Oh great. He couldn’t even understand or speak English properly. I was just about to try again when I was stopped cold by the slow, appraising look he gave me.
“Not yet. But soon.” He spoke deliberately and gravely, like he was giving a well-considered opinion on some matter of great seriousness. He looked straight into my eyes for a moment, causing an involuntary shudder to pass through me.
What a weird guy. Mumbling my thanks, I quickly shuffled past him and made my way down the stairs.
Still wary about fully trusting a guy who might not even have fully understood my question, I decided to go with just half of my weekly supply. The last thing I wanted was having to lug a big bag of food up the stairs.
The flashing lights of an ambulance was dancing against the brick wall of my apartment block when I returned barely an hour later. The building super was there too, looking sombre.
“What’s up man?” I asked.
“It’s Mrs Lindsey.” Grandma Fat-free Cookies. “She passed away.”
“Oh dear.” It was sad news, but not really unexpected. She had to be ninety at least.
Now, I’d like to think of myself as a decent human being, and as you shall soon hear, I think I’ve been more than punished enough for my rather insensitive remark that followed. I know it’s not nice to ride on a tragedy to push a personal agenda, but hey, we all have our lapses, so cut me some slack, ya?
“I hope the lift breakdown didn’t slow down the EMTs too much though. It might have made a difference between life and death.”
“What are you talking about, man?” The colour had gone out of his cheeks.
I was slightly taken aback by his response. I was just hoping I hadn’t offended him when he said something that chilled me to the bone.

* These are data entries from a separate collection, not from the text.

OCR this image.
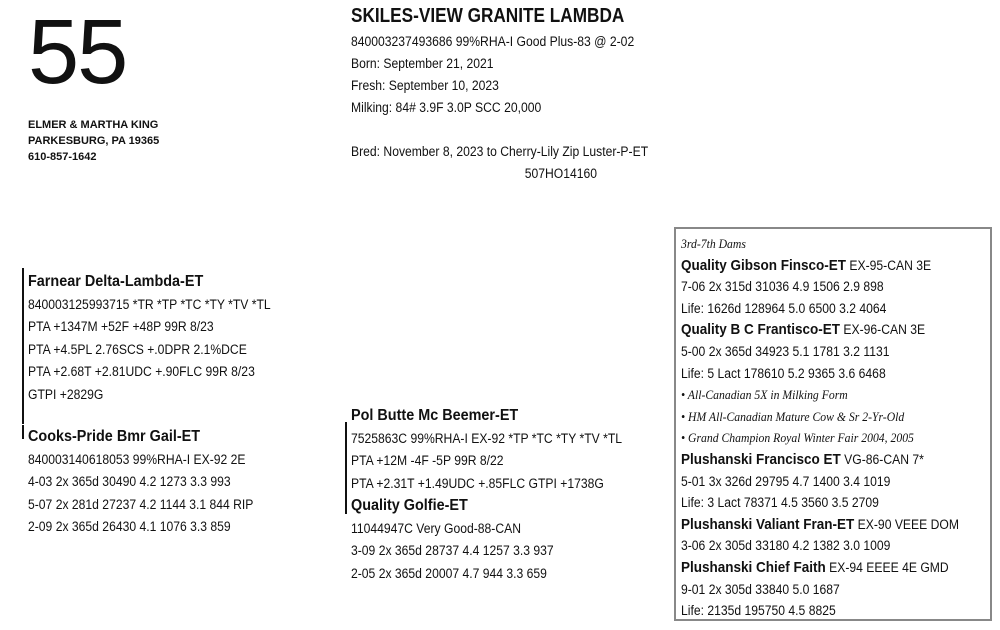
55
ELMER & MARTHA KING
PARKESBURG, PA 19365
610-857-1642
SKILES-VIEW GRANITE LAMBDA
840003237493686 99%RHA-I Good Plus-83 @ 2-02
Born: September 21, 2021
Fresh: September 10, 2023
Milking: 84# 3.9F 3.0P SCC 20,000
Bred: November 8, 2023 to Cherry-Lily Zip Luster-P-ET
507HO14160
Farnear Delta-Lambda-ET
840003125993715 *TR *TP *TC *TY *TV *TL
PTA +1347M +52F +48P 99R 8/23
PTA +4.5PL 2.76SCS +.0DPR 2.1%DCE
PTA +2.68T +2.81UDC +.90FLC 99R 8/23
GTPI +2829G
Cooks-Pride Bmr Gail-ET
840003140618053 99%RHA-I EX-92 2E
4-03 2x 365d 30490 4.2 1273 3.3 993
5-07 2x 281d 27237 4.2 1144 3.1 844 RIP
2-09 2x 365d 26430 4.1 1076 3.3 859
Pol Butte Mc Beemer-ET
7525863C 99%RHA-I EX-92 *TP *TC *TY *TV *TL
PTA +12M -4F -5P 99R 8/22
PTA +2.31T +1.49UDC +.85FLC GTPI +1738G
Quality Golfie-ET
11044947C Very Good-88-CAN
3-09 2x 365d 28737 4.4 1257 3.3 937
2-05 2x 365d 20007 4.7 944 3.3 659
3rd-7th Dams
Quality Gibson Finsco-ET EX-95-CAN 3E
7-06 2x 315d 31036 4.9 1506 2.9 898
Life: 1626d 128964 5.0 6500 3.2 4064
Quality B C Frantisco-ET EX-96-CAN 3E
5-00 2x 365d 34923 5.1 1781 3.2 1131
Life: 5 Lact 178610 5.2 9365 3.6 6468
• All-Canadian 5X in Milking Form
• HM All-Canadian Mature Cow & Sr 2-Yr-Old
• Grand Champion Royal Winter Fair 2004, 2005
Plushanski Francisco ET VG-86-CAN 7*
5-01 3x 326d 29795 4.7 1400 3.4 1019
Life: 3 Lact 78371 4.5 3560 3.5 2709
Plushanski Valiant Fran-ET EX-90 VEEE DOM
3-06 2x 305d 33180 4.2 1382 3.0 1009
Plushanski Chief Faith EX-94 EEEE 4E GMD
9-01 2x 305d 33840 5.0 1687
Life: 2135d 195750 4.5 8825
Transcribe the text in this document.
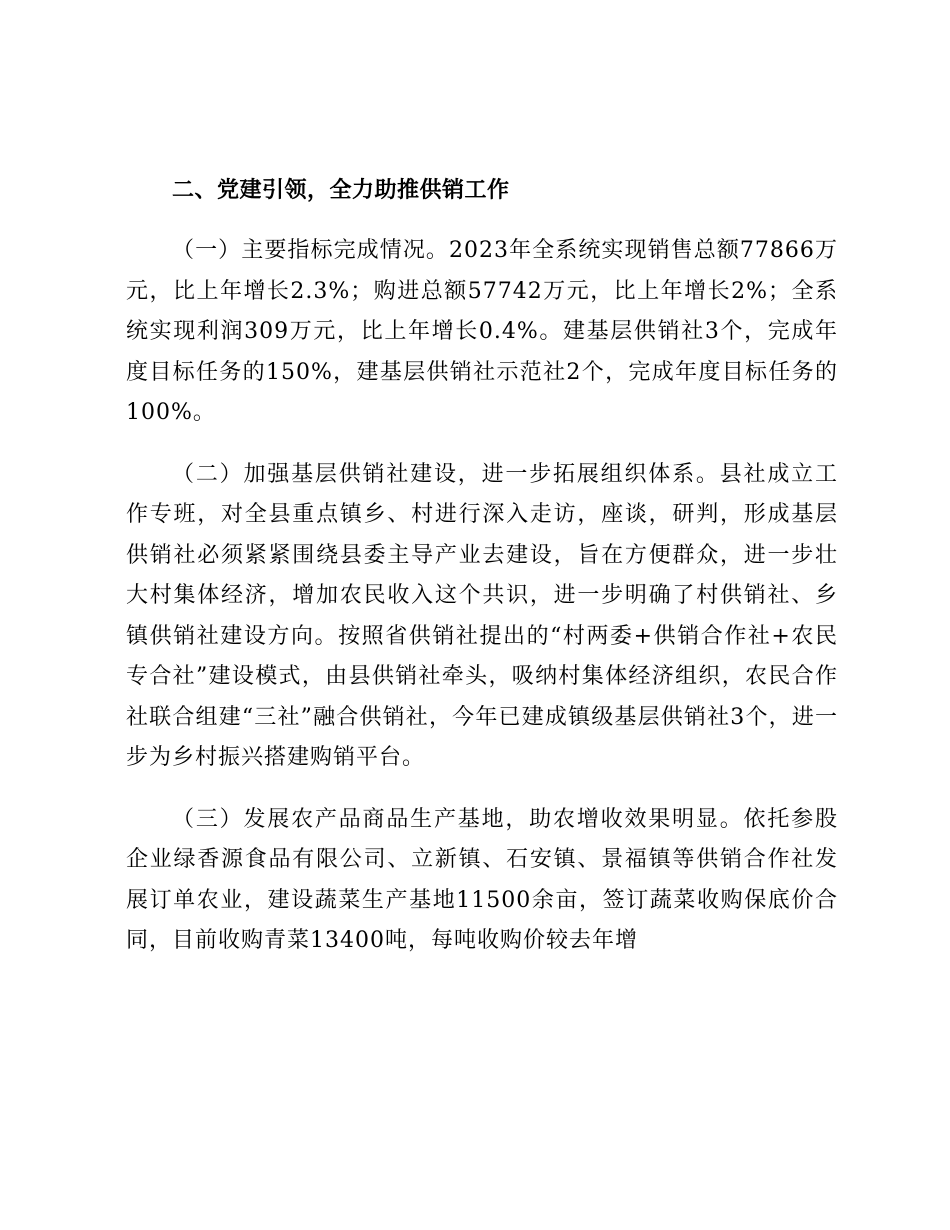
二、党建引领，全力助推供销工作

（一）主要指标完成情况。2023年全系统实现销售总额77866万元，比上年增长2.3%；购进总额57742万元，比上年增长2%；全系统实现利润309万元，比上年增长0.4%。建基层供销社3个，完成年度目标任务的150%，建基层供销社示范社2个，完成年度目标任务的100%。

（二）加强基层供销社建设，进一步拓展组织体系。县社成立工作专班，对全县重点镇乡、村进行深入走访，座谈，研判，形成基层供销社必须紧紧围绕县委主导产业去建设，旨在方便群众，进一步壮大村集体经济，增加农民收入这个共识，进一步明确了村供销社、乡镇供销社建设方向。按照省供销社提出的“村两委+供销合作社+农民专合社”建设模式，由县供销社牵头，吸纳村集体经济组织，农民合作社联合组建“三社”融合供销社，今年已建成镇级基层供销社3个，进一步为乡村振兴搭建购销平台。

（三）发展农产品商品生产基地，助农增收效果明显。依托参股企业绿香源食品有限公司、立新镇、石安镇、景福镇等供销合作社发展订单农业，建设蔬菜生产基地11500余亩，签订蔬菜收购保底价合同，目前收购青菜13400吨，每吨收购价较去年增
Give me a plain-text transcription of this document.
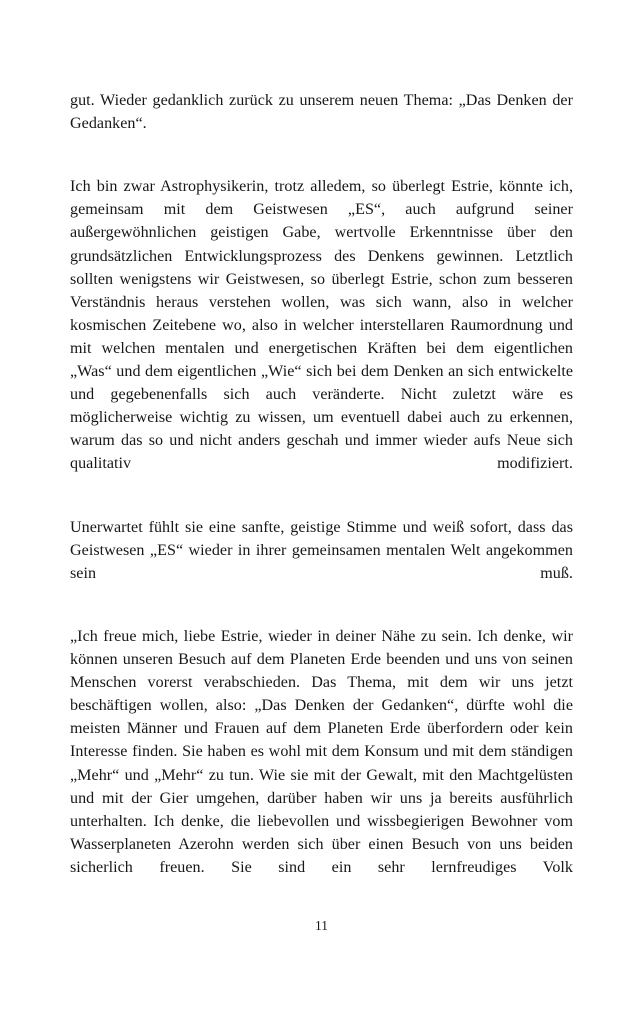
gut. Wieder gedanklich zurück zu unserem neuen Thema: „Das Denken der Gedanken“.

Ich bin zwar Astrophysikerin, trotz alledem, so überlegt Estrie, könnte ich, gemeinsam mit dem Geistwesen „ES“, auch aufgrund seiner außergewöhnlichen geistigen Gabe, wertvolle Erkenntnisse über den grundsätzlichen Entwicklungsprozess des Denkens gewinnen. Letztlich sollten wenigstens wir Geistwesen, so überlegt Estrie, schon zum besseren Verständnis heraus verstehen wollen, was sich wann, also in welcher kosmischen Zeitebene wo, also in welcher interstellaren Raumordnung und mit welchen mentalen und energetischen Kräften bei dem eigentlichen „Was“ und dem eigentlichen „Wie“ sich bei dem Denken an sich entwickelte und gegebenenfalls sich auch veränderte. Nicht zuletzt wäre es möglicherweise wichtig zu wissen, um eventuell dabei auch zu erkennen, warum das so und nicht anders geschah und immer wieder aufs Neue sich qualitativ modifiziert.

Unerwartet fühlt sie eine sanfte, geistige Stimme und weiß sofort, dass das Geistwesen „ES“ wieder in ihrer gemeinsamen mentalen Welt angekommen sein muß.

„Ich freue mich, liebe Estrie, wieder in deiner Nähe zu sein. Ich denke, wir können unseren Besuch auf dem Planeten Erde beenden und uns von seinen Menschen vorerst verabschieden. Das Thema, mit dem wir uns jetzt beschäftigen wollen, also: „Das Denken der Gedanken“, dürfte wohl die meisten Männer und Frauen auf dem Planeten Erde überfordern oder kein Interesse finden. Sie haben es wohl mit dem Konsum und mit dem ständigen „Mehr“ und „Mehr“ zu tun. Wie sie mit der Gewalt, mit den Machtgelüsten und mit der Gier umgehen, darüber haben wir uns ja bereits ausführlich unterhalten. Ich denke, die liebevollen und wissbegierigen Bewohner vom Wasserplaneten Azerohn werden sich über einen Besuch von uns beiden sicherlich freuen. Sie sind ein sehr lernfreudiges Volk

11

“The lift was working perfectly fine. In fact, the heart attack came when she was in it.”
I felt the world swirling around me. The plywood sign. The technician.
Not yet. Not yet your turn.
Oh my god. Oh my god, oh my god, oh my god.
Not yet. But soon.
Did I tell you about my new diet and exercise regimen? Oatmeal and daily runs around the block. We all must take precautions to keep the killer that is heart disease at bay.